L’exercice de traduction peut changer profondément dans ses problématiques qu’il s’agisse d’une bande dessinée dans un sens ou d’un manga dans l’autre. Il nous en dit en tout cas long sur les caractéristiques et le style d’écriture dans chaque langue. Le 18 avril dernier s’est tenue à l’Institut Français de Tokyo une rencontre spéciale avec la traductrice de bande dessinée Aiko Onishi à l’occasion de la sortie de la version japonaise de « La légèreté » de Catherine Meurisse, publiée aux éditions Kadensha. Extraits.

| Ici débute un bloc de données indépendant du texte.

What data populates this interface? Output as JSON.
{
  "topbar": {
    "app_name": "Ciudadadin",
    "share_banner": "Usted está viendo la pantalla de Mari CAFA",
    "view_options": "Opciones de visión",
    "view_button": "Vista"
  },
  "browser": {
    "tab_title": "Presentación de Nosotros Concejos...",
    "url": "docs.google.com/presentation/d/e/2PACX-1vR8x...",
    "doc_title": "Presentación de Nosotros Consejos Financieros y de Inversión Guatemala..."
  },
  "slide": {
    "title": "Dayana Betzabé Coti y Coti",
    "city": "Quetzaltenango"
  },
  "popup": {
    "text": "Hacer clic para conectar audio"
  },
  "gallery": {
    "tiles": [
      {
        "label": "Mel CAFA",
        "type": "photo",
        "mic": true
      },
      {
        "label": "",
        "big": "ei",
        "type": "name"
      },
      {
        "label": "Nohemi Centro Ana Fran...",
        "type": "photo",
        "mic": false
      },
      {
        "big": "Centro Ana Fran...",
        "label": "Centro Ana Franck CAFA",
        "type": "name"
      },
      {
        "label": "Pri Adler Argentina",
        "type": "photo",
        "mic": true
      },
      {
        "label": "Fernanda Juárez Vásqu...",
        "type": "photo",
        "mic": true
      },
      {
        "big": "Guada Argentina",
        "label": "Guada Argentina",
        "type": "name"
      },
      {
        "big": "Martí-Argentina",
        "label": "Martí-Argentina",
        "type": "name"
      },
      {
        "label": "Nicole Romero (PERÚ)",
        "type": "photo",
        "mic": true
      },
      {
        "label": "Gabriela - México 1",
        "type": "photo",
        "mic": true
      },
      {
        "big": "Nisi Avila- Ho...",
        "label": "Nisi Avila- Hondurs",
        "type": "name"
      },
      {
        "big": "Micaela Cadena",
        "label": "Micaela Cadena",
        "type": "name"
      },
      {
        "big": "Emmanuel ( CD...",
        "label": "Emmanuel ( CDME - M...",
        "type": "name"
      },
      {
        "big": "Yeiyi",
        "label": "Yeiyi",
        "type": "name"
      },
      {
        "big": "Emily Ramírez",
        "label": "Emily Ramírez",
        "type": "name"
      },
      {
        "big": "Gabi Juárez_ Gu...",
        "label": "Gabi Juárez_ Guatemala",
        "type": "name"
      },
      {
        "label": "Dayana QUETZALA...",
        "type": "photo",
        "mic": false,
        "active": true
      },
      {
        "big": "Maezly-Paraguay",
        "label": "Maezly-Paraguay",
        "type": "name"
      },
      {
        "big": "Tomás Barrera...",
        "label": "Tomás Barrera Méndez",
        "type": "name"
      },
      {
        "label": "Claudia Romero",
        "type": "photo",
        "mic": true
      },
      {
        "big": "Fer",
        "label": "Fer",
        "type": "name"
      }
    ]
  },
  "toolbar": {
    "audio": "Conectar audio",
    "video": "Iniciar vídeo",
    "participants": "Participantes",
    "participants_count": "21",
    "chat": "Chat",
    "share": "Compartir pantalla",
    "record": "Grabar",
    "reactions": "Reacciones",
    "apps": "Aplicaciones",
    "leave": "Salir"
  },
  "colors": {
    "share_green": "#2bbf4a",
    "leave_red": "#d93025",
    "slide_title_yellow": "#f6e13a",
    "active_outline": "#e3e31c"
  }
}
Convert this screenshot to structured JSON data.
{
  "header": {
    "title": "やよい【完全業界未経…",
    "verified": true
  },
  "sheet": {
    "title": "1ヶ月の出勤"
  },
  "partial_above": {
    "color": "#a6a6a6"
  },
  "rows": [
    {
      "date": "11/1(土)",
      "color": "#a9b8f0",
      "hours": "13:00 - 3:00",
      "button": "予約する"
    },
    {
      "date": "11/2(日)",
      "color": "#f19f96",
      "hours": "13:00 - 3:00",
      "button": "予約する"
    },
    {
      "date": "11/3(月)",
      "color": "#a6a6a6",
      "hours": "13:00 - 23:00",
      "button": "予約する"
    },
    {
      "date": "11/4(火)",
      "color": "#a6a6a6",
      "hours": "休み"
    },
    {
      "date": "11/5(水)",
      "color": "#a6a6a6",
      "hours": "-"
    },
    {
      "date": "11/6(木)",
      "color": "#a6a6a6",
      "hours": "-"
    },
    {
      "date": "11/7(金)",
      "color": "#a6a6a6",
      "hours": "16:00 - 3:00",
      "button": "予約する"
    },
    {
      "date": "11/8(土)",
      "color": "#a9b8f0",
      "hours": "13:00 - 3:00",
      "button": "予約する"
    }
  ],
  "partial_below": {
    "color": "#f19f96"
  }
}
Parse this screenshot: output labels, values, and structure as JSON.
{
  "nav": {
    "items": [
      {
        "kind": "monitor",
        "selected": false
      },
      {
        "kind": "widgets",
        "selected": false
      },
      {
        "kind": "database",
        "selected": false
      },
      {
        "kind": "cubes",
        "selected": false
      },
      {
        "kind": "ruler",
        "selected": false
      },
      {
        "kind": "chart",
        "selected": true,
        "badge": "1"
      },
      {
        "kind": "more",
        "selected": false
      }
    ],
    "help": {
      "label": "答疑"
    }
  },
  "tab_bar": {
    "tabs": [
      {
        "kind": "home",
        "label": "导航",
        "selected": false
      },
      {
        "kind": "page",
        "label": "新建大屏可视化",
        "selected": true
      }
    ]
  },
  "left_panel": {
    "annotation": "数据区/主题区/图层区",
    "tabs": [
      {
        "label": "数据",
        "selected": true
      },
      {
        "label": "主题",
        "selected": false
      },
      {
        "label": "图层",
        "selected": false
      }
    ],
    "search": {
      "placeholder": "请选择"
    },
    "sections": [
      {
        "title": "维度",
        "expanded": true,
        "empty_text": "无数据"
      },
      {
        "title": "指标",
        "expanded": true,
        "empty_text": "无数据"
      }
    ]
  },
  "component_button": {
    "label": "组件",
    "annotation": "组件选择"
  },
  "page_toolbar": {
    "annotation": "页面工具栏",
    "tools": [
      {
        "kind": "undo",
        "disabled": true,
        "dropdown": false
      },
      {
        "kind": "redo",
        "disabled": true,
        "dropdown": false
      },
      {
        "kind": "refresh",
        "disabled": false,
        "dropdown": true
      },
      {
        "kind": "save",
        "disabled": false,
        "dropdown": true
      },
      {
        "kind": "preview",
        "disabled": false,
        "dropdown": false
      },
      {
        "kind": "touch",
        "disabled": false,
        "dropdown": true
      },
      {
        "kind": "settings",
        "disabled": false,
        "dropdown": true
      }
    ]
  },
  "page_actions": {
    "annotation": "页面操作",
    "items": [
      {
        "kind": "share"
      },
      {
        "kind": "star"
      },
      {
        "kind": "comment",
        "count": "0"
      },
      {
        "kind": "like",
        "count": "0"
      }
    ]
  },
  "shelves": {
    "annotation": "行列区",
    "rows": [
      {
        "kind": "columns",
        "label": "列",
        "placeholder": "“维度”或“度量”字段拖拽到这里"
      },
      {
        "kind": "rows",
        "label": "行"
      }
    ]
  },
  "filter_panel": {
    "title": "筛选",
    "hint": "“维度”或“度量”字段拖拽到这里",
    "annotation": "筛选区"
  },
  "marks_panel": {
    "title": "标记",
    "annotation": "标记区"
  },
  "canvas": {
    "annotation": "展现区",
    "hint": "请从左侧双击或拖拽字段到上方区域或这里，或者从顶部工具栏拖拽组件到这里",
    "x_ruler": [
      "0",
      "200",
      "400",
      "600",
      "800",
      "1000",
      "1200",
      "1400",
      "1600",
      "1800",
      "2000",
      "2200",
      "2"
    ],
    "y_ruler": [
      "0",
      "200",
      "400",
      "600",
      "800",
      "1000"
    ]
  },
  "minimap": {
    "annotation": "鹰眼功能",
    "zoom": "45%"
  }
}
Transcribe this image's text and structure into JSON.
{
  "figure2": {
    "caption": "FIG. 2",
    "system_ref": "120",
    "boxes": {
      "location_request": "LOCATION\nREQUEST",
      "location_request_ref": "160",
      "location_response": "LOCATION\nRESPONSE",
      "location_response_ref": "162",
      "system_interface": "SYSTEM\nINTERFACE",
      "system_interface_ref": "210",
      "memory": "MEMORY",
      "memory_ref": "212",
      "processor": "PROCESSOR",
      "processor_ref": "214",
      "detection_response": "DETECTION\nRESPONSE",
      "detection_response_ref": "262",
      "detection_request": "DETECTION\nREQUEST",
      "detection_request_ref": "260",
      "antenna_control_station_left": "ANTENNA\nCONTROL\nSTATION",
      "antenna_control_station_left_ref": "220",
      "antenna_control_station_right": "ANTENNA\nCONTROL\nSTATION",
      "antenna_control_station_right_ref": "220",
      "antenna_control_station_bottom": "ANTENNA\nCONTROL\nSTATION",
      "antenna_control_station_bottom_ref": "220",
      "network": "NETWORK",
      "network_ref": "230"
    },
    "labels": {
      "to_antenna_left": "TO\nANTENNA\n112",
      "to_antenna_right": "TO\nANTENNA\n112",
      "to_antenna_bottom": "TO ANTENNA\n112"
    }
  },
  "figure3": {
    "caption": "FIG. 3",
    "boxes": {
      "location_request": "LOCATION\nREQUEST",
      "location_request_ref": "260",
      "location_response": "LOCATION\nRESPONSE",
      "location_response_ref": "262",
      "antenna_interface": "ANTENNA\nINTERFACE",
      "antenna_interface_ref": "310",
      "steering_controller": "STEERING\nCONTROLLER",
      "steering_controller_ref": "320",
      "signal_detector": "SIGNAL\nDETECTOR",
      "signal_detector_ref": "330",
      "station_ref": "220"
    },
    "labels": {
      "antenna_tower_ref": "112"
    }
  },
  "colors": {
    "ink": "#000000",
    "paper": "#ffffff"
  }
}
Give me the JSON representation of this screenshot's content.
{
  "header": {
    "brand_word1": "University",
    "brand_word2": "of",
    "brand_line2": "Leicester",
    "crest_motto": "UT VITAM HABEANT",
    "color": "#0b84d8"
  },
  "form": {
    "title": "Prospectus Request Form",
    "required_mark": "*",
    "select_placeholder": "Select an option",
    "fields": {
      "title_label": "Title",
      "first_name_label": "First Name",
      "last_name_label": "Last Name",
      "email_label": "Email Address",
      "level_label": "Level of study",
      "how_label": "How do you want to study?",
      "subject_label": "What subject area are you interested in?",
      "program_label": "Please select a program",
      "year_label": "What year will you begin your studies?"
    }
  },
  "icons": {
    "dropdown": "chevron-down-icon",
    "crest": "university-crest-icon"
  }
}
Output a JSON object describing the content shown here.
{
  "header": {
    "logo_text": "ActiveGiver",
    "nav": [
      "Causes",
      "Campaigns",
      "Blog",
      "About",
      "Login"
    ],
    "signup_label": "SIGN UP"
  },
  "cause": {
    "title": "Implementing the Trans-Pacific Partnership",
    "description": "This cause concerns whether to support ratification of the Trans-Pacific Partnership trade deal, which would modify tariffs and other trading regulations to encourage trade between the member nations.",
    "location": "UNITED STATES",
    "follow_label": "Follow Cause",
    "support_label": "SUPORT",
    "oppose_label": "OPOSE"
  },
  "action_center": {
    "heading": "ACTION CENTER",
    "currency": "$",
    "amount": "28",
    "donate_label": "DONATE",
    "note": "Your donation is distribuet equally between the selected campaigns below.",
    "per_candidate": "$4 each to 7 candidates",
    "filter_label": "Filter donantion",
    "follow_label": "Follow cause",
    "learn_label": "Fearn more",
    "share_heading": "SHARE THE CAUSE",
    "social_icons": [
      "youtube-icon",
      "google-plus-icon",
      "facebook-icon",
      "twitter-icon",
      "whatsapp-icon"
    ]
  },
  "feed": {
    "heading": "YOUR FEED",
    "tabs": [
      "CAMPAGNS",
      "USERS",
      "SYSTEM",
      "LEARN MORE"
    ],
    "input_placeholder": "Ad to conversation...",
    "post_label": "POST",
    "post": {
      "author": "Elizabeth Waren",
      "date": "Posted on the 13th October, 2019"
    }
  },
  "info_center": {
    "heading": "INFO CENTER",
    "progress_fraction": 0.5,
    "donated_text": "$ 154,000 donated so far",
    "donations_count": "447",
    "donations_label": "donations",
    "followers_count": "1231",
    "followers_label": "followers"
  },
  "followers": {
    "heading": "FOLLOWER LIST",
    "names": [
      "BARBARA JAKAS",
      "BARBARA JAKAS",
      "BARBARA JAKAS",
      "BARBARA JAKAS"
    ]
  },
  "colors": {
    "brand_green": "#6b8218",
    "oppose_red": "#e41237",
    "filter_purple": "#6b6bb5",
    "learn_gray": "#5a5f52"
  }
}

– À propos des références présentes dans « La légèreté » de Catherine Meurisse
Aiko Onishi : On retrouve dans ce titre de nombreuses citations de textes de grands auteurs de la littérature française comme Baudelaire, Stendhal, Proust, et bien d’autres. Pour chaque citation, il m’a fallu vérifier si une traduction en japonais existait déjà et si oui, insérer cette traduction avec les références qui s’imposent (nom du traducteur, édition d’origine, etc.). Ces recherches peuvent prendre un certain temps. Heureusement pour moi, Catherine Meurisse avait listé ses références à la fin de son livre ce qui a facilité mes recherches. Il peut s’avérer qu’une citation, comme avec Baudelaire, ait fait l’objet de plusieurs traductions au Japon. C’était le cas notamment avec une citation d’un poème Baudelaire. Parmi les différentes traductions existantes, j’ai écarté au profit d’une autre une traduction que j’aime personnellement beaucoup, mais peut-être trop lourde pour le ton de « La légèreté » . Il y a aussi une citation d’Oblomov pour laquelle j’ai passé beaucoup de temps à chercher une éventuelle traduction en japonais déjà existante, en vain. J’ai alors traduit la citation. Ce type de vérification, à éplucher les versions japonaises d’une œuvre, est très chronophage mais pour moi c’est aussi un des petits plaisirs de ce métier. Je ne pense pas qu’il existe de traducteur qui déteste les livres, et la lecture étant un plaisir, toutes ces recherches liées aux citations sont autant d’occasion de faire de belles découvertes. Cela n’empêche pas que le temps qu’on voudrait passer à ces recherches ne soit pas toujours compatible avec le délai de remise. C’est aussi du temps en moins pour la traduction.
– À propos du titre japonais de « La légèreté »
Aiko Onishi : Je fais partie des traducteurs qui attachent beaucoup d’importance au texte original et rechignent à prendre de la distance ou à le modifier. À la lecture du livre, on découvre différentes légèretés et le mot légèreté apparaît aussi beaucoup dans la préface du livre. Je voulais donc qu’on conserve le mot japonais de légèreté, mais le simple mot japonais de légèreté qu’on utilise, quelle que soit l’option retenue, restait très abstrait et faible en japonais pour un titre. Après discussion avec mon éditrice, celle-ci m’a fait une proposition de titre fort séduisante que nous avons retenue, à savoir « jusqu’à ce que je retrouve ‘’la légèreté’’ » .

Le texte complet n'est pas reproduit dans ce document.